Schüler der 4. Klassen stellten Verkehrsteilnehmer zur Rede. Foto: PK26

Altona / Osdorf / Iserbrook. Gerade in den Morgenstunden komme es immer wieder zu Störungen der Verkehrssicherheit auf den Anfahrtswegen zu Schulen. Für die Polizei am PK 26 in Osdorf, in deren Bereich auch 25 Schulen von Osdorf bis Rissen fallen, Grund, um mit  einer besondere Aktion aufmerksam zu machen.

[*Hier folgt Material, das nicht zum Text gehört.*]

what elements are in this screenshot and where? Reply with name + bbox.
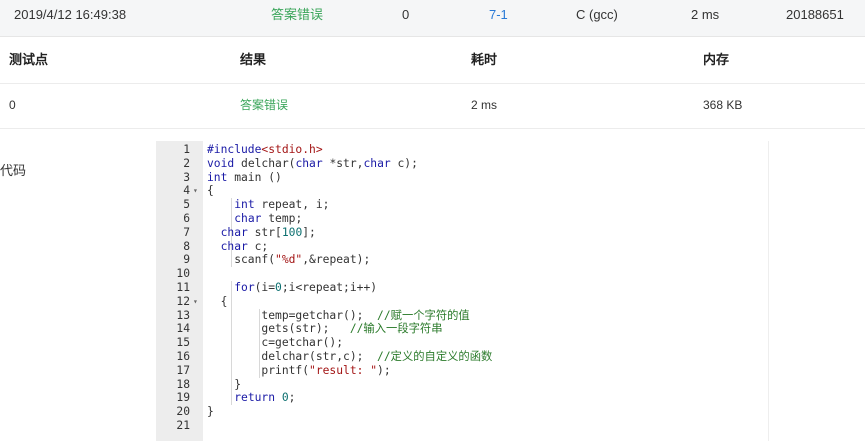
code-section-label: 代码 (0, 163, 27, 178)
code-text: void delchar(char *str,char c); (207, 156, 418, 170)
header-testpoint: 测试点 (9, 52, 49, 67)
code-text: char temp; (234, 211, 303, 225)
line-number: 8 (183, 239, 190, 253)
line-number: 12 (176, 294, 190, 308)
line-number: 11 (176, 280, 190, 294)
line-number: 2 (183, 156, 190, 170)
code-text: c=getchar(); (207, 336, 344, 350)
code-text: printf("result: "); (207, 363, 391, 377)
code-lines: 1 #include<stdio.h> 2 void delchar(char *st… (156, 143, 768, 433)
code-line: 3 int main () (156, 171, 768, 185)
line-number: 9 (183, 253, 190, 267)
code-line: 18 } (156, 377, 768, 392)
table-row: 0 答案错误 2 ms 368 KB (0, 84, 865, 129)
code-line: 9 scanf("%d",&repeat); (156, 253, 768, 268)
line-number: 21 (176, 418, 190, 432)
problem-link[interactable]: 7-1 (489, 7, 508, 23)
code-line: 6 char temp; (156, 211, 768, 226)
line-number: 5 (183, 198, 190, 212)
code-line: 21 (156, 419, 768, 433)
line-number: 13 (176, 308, 190, 322)
code-text: delchar(str,c); //定义的自定义的函数 (207, 349, 493, 363)
code-text: char str[100]; (220, 225, 316, 239)
line-number: 18 (176, 377, 190, 391)
fold-toggle-icon[interactable]: ▾ (193, 295, 198, 309)
code-line: 7 char str[100]; (156, 225, 768, 240)
line-number: 17 (176, 363, 190, 377)
code-text: return 0; (234, 391, 296, 405)
code-line: 15 c=getchar(); (156, 336, 768, 350)
line-number: 14 (176, 322, 190, 336)
line-number: 10 (176, 267, 190, 281)
code-text: int main () (207, 170, 282, 184)
code-text: gets(str); //输入一段字符串 (207, 322, 443, 336)
line-number: 20 (176, 405, 190, 419)
code-line: 12 ▾ { (156, 294, 768, 309)
code-text: char c; (220, 239, 269, 253)
code-text: for(i=0;i<repeat;i++) (234, 280, 378, 294)
code-line: 1 #include<stdio.h> (156, 143, 768, 157)
row-memory: 368 KB (703, 98, 743, 112)
indent-guide (231, 294, 232, 309)
line-number: 4 (183, 184, 190, 198)
code-text: } (207, 405, 214, 419)
line-number: 1 (183, 143, 190, 156)
testpoint-table-header: 测试点 结果 耗时 内存 (0, 37, 865, 84)
line-number: 16 (176, 349, 190, 363)
line-number: 19 (176, 391, 190, 405)
submission-time: 2019/4/12 16:49:38 (14, 7, 127, 22)
code-line: 10 (156, 267, 768, 281)
submission-status: 答案错误 (271, 7, 324, 22)
code-text: scanf("%d",&repeat); (207, 253, 371, 267)
submission-user: 20188651 (786, 7, 844, 22)
header-memory: 内存 (703, 52, 730, 67)
code-line: 11 for(i=0;i<repeat;i++) (156, 280, 768, 295)
code-line: 4 ▾ { (156, 184, 768, 198)
header-result: 结果 (240, 52, 267, 67)
line-number: 6 (183, 211, 190, 225)
code-line: 16 delchar(str,c); //定义的自定义的函数 (156, 349, 768, 364)
code-line: 20} (156, 405, 768, 419)
code-text: temp=getchar(); //赋一个字符的值 (207, 308, 470, 322)
row-result: 答案错误 (240, 98, 289, 112)
header-time: 耗时 (471, 52, 498, 67)
code-text: } (207, 377, 242, 391)
submission-compiler: C (gcc) (576, 7, 618, 22)
line-number: 15 (176, 336, 190, 350)
code-line: 17 printf("result: "); (156, 363, 768, 378)
row-testpoint: 0 (9, 98, 16, 112)
code-line: 8 char c; (156, 239, 768, 254)
code-line: 13 temp=getchar(); //赋一个字符的值 (156, 308, 768, 323)
line-number: 3 (183, 170, 190, 184)
code-text: int repeat, i; (234, 198, 330, 212)
line-number: 7 (183, 225, 190, 239)
code-line: 5 int repeat, i; (156, 198, 768, 212)
code-line: 19 return 0; (156, 391, 768, 406)
code-text: { (207, 184, 214, 198)
submission-summary-row: 2019/4/12 16:49:38 答案错误 0 7-1 C (gcc) 2 … (0, 0, 865, 37)
submission-score: 0 (402, 7, 410, 22)
row-time: 2 ms (471, 98, 498, 112)
fold-toggle-icon[interactable]: ▾ (193, 184, 198, 198)
code-line: 14 gets(str); //输入一段字符串 (156, 322, 768, 337)
code-text: { (207, 294, 228, 308)
code-editor[interactable]: 1 #include<stdio.h> 2 void delchar(char *st… (156, 141, 769, 441)
submission-runtime: 2 ms (691, 7, 720, 22)
code-line: 2 void delchar(char *str,char c); (156, 157, 768, 171)
code-text: #include<stdio.h> (207, 143, 323, 156)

“Die Zitronen haben nicht gereicht”, konstatiert Michael Allers, Leiter Prävention und Verkehr im PK 26. Zitronen? Er hatte für Donnerstag eine Verkehrssicherheitsaktion im Hamburger Westen initiiert, die unter dem Motto „Süßes oder Saures“ Schülerinnen und Schüler in Polizeikontrollen eingebunden hat.  Schüler und Schülerinnen einer 4. Klasse wurden vor der Grundschule in der Schenefelder Landstraße am Donnerstagfrüh zu Geschwindigkeitsmessungen mitgenommen. Im Rahmen der Verkehrskontrolle wurden den Fahrzeugführern mit deren Einverständnis durch die Schüler und Schülerinnen vier Fragen gestellt. So wollten die Schüler und Schülerinnen von den Autofahrern etwa wissen, ob sie das Verkehrszeichen zulässige Höchstgeschwindigkeit „30 km/h“ gesehen haben und ob sie wissen, um wie viele Meter sich der Anhalteweg bei Überschreiten der Höchstgeschwindigkeit um 20 km/h verlängere. Für vorbildliches Fahrverhalten der Autofahrer gab es von den Schülern entweder einen süßen Apfel oder bei Geschwindigkeitsüberschreitungen eine saure Zitrone.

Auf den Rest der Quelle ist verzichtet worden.